Virtual Representations of Self and of Others. The use of virtual bodies of users as the representation of self on computer-mediated environments can change their sense of ownership (i.e. perception that extends or modifies virtual parts of avatar as their own) and agency (i.e. perception of controlling these new forms). Accurate representations of users within XR environments extracted from all the tracking systems have the potential to be able to render highly realistic models to facilitate real-time face-to-face interaction and communication between users. The extension of one’s virtual body in collaborative context can be extensively studied in the near future for a more complete understanding of how each user perceives and experiences within XR environments. For instance, in a collaborative AR world, a research question can be how the representation of both physical and virtual body can affect the user’s self-perception and self-localisation. In addition, another aspect of using virtual representations of avatars and embodied agents with their behavioural realism and appearance realism can be broadly studied on the measures of collaborative tasks performance and UX.
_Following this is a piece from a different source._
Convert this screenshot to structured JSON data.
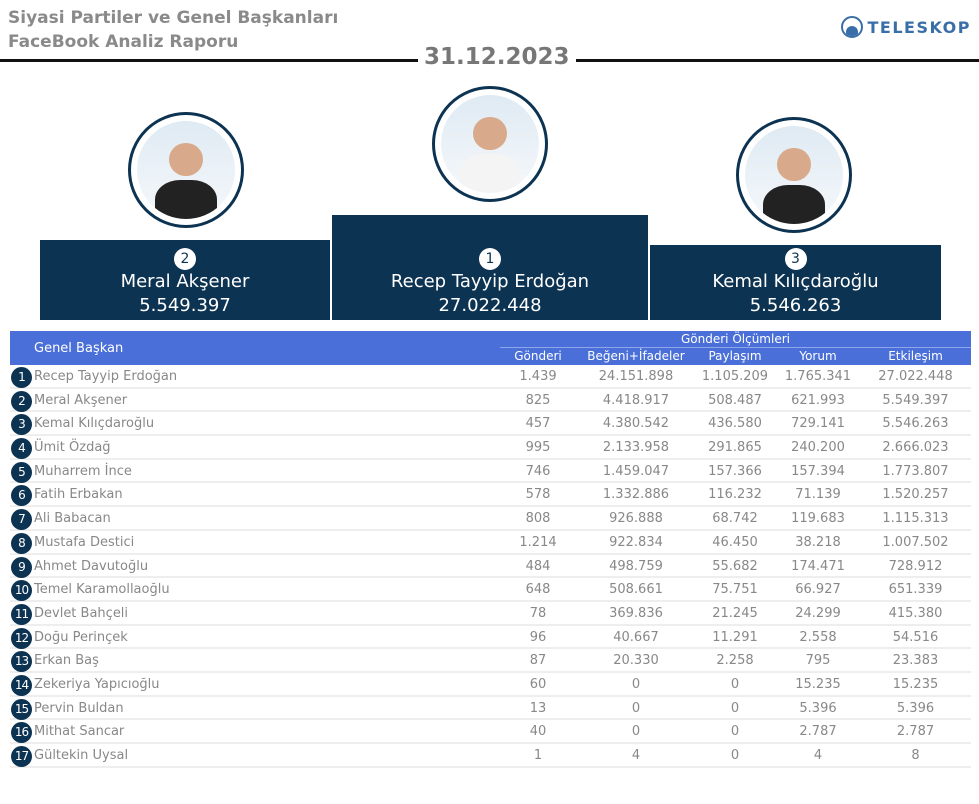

Merging of Physical and Virtual Worlds. The integration of physical world into the virtual world and how the virtual world manifests itself in the physical world need to be revised to adapt to collaborative XR systems within which multiple users have their own hardware capabilities and may not be aware of the differences between them. Since more and more XR devices have been marketed to larger public, it would be necessary to study how mediated environments created by HMD, smart glasses, projection-based or CAVE-like systems can be perceived individually by each user and how these differences in display and interaction devices will affect users’ roles in the whole collaboration process.

5 Conclusion

Multiple user experience or coexperience in collaborative extended reality environments is an important topic that requires synergistic research collaboration amongst cognitive psychologists and social scientists, human-computer interaction researchers and designers, extended reality (virtual reality and augmented reality) scientists and developers, data scientists, amongst others. The future outcomes of this research will facilitate greatly the interaction between humans and computer-generated worlds through multi-sensory stimuli interaction design and exchange mechanisms. We present in this paper several main aspects of coexperience in collaborative extended reality environments including presence-related factors, group dynamics and collaboration patterns, avatars and embodied agents, nonverbal communication, group size, awareness of physical and virtual world as the initiative to review the current state of the art of this multi-disciplinary research domain. Many future research opportunities are outlined in the previous section that could be of interest to researchers and scientists in different fields. There are still many unexplored topics in this multi-discipline domain and great research effort, resources, and collaboration need to be initiated to solve these challenges as collaboration between users, especially remotely located users, is technologically challenging in providing seamlessly transferring communication, manipulation and task execution process.